Eric Rohmer's "Autumn Tale," is a glowing film. For now let's set aside the details of the film, and look at how Rohmer works. His plot [a woman's best friend places a personal ad for her, and secretly arranges for her to meet a likely candidate for marriage] could be the stuff of soap opera, sitcom, or paperback romance. But not the way Rohmer approaches it.

A director who is still inventive and curious at 78, he has two valuable qualities: Patience and attention. He allows us to meet the characters. To hear them talking, to see them living. They explain themselves. They discuss their lives. He's in no hurry to get to the payoff [and indeed the film has no love scene]. He involves us in the lives of these people, and in what Bergman means by their faces. We grow to know them and care for them.

The challenge for the actors [especially Marie Riviere, as the widow] is enormous. The camera is not interested in their "acting" so much as in their essence, and as Rohmer attentively regards these people, we find ourselves in synch with their breathing and their inner natures.
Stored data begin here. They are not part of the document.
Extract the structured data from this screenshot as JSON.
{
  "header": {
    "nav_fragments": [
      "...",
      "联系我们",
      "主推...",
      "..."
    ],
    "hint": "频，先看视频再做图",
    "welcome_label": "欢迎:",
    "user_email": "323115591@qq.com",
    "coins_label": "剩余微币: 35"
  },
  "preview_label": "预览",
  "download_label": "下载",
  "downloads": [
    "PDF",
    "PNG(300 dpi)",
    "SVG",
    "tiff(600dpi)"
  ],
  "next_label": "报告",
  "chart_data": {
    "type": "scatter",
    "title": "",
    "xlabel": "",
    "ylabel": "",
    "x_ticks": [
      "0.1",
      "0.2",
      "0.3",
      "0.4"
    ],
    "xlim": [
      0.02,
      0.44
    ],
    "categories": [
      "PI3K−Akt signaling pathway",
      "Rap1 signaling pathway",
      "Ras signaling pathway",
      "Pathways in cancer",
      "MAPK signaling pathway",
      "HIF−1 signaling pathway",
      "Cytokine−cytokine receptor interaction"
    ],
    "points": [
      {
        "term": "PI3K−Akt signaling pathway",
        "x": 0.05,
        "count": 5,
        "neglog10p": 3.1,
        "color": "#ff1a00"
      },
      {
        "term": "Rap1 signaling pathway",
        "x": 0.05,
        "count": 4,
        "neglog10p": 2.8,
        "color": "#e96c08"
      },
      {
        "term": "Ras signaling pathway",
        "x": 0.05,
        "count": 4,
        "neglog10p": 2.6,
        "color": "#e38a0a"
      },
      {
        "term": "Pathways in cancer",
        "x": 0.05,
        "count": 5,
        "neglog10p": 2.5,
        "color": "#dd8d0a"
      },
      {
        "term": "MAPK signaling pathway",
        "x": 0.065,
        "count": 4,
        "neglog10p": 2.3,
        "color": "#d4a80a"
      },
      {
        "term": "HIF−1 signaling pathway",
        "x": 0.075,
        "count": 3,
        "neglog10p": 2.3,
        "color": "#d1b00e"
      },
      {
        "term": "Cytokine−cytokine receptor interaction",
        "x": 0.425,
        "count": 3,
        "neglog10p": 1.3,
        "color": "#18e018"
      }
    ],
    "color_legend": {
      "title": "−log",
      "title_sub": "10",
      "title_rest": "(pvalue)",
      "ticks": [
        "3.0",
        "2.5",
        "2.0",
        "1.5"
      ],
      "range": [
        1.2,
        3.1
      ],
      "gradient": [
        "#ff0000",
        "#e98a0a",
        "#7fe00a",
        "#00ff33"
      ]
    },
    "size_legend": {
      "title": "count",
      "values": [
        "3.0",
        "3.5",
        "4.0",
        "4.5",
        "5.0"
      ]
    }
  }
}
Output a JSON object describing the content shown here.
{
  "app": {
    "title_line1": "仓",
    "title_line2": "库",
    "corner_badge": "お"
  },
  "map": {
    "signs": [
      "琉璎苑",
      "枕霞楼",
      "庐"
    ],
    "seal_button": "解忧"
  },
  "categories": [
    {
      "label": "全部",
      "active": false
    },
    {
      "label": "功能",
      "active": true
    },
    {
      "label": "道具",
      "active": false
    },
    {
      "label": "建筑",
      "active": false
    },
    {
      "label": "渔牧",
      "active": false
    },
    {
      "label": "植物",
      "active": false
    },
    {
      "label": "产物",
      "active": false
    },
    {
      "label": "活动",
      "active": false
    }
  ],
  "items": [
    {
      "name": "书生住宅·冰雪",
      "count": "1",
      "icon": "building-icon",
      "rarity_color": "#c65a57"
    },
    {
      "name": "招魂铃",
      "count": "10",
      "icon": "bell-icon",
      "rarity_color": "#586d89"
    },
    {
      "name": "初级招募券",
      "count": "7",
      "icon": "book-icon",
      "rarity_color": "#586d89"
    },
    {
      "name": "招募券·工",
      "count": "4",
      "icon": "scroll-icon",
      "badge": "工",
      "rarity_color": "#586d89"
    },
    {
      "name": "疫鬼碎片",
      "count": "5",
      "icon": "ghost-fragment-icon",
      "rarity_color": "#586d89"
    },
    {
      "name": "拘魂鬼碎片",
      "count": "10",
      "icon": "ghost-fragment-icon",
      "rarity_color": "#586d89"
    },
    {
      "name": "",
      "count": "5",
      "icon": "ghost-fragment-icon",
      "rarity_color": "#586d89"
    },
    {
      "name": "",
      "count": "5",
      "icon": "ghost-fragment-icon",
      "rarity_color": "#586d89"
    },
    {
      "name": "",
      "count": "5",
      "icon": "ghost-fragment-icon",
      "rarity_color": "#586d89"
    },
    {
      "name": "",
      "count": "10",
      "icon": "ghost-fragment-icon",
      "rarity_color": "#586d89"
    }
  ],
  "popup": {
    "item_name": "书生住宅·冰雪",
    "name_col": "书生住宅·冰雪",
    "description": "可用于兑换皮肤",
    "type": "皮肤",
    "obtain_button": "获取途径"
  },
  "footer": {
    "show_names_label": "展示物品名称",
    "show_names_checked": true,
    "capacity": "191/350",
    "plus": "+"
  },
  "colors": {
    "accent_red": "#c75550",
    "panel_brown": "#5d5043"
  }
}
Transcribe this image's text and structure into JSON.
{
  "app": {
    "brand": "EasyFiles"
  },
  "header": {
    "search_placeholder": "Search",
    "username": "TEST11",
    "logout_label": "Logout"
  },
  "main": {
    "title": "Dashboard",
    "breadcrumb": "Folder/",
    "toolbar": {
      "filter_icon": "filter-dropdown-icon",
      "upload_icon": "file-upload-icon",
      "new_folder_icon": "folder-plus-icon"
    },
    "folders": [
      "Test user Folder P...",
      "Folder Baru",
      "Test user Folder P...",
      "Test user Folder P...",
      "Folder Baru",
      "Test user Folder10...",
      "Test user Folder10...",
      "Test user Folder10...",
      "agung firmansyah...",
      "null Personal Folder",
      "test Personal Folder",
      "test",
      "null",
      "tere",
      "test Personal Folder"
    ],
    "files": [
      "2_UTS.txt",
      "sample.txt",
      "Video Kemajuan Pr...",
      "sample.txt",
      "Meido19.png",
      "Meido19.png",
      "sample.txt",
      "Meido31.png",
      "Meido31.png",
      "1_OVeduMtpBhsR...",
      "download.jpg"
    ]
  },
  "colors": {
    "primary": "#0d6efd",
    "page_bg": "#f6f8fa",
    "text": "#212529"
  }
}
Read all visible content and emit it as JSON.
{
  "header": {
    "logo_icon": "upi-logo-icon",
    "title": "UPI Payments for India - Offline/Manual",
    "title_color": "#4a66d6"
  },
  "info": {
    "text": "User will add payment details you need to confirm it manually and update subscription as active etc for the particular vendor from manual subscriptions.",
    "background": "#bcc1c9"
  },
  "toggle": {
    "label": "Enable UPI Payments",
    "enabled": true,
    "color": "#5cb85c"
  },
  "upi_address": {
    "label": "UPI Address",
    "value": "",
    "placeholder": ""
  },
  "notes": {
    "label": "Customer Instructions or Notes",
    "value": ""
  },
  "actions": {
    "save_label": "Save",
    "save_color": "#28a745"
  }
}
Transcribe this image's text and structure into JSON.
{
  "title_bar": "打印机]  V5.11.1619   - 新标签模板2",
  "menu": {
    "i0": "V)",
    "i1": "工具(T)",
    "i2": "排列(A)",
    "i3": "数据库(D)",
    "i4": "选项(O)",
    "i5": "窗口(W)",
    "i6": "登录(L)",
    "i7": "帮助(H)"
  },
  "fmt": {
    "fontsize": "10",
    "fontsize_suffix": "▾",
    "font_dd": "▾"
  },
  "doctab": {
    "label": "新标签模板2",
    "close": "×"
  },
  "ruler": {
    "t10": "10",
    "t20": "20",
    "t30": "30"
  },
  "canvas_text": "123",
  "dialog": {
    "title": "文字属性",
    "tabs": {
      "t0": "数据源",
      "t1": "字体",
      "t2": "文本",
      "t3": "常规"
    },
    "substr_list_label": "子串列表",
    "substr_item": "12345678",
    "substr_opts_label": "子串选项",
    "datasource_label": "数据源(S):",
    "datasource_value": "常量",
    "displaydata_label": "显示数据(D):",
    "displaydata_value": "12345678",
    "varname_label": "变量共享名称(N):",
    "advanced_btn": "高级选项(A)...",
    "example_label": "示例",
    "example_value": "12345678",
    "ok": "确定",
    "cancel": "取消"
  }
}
It's scary, almost, the way the movie cuts free of conventional pacing and allows us into the character's real time.

The film was introduced by its producer, the director Barbet Schroeder, who said Rohmer has his ideas long in advance of filming, but doesn't write a word of the script until he has spent weeks talking with the actors, "so that they will never have to say anything they wouldn't really say."

Schroeder told a story about one of Rohmer's earlier films, "Claire's Knee" [1971]. "There is a scene in that movie where they pick a rose," he said. "Rohmer knew where the scene would be shot, and there he planted that rose, one year earlier, so that it would bloom just on time."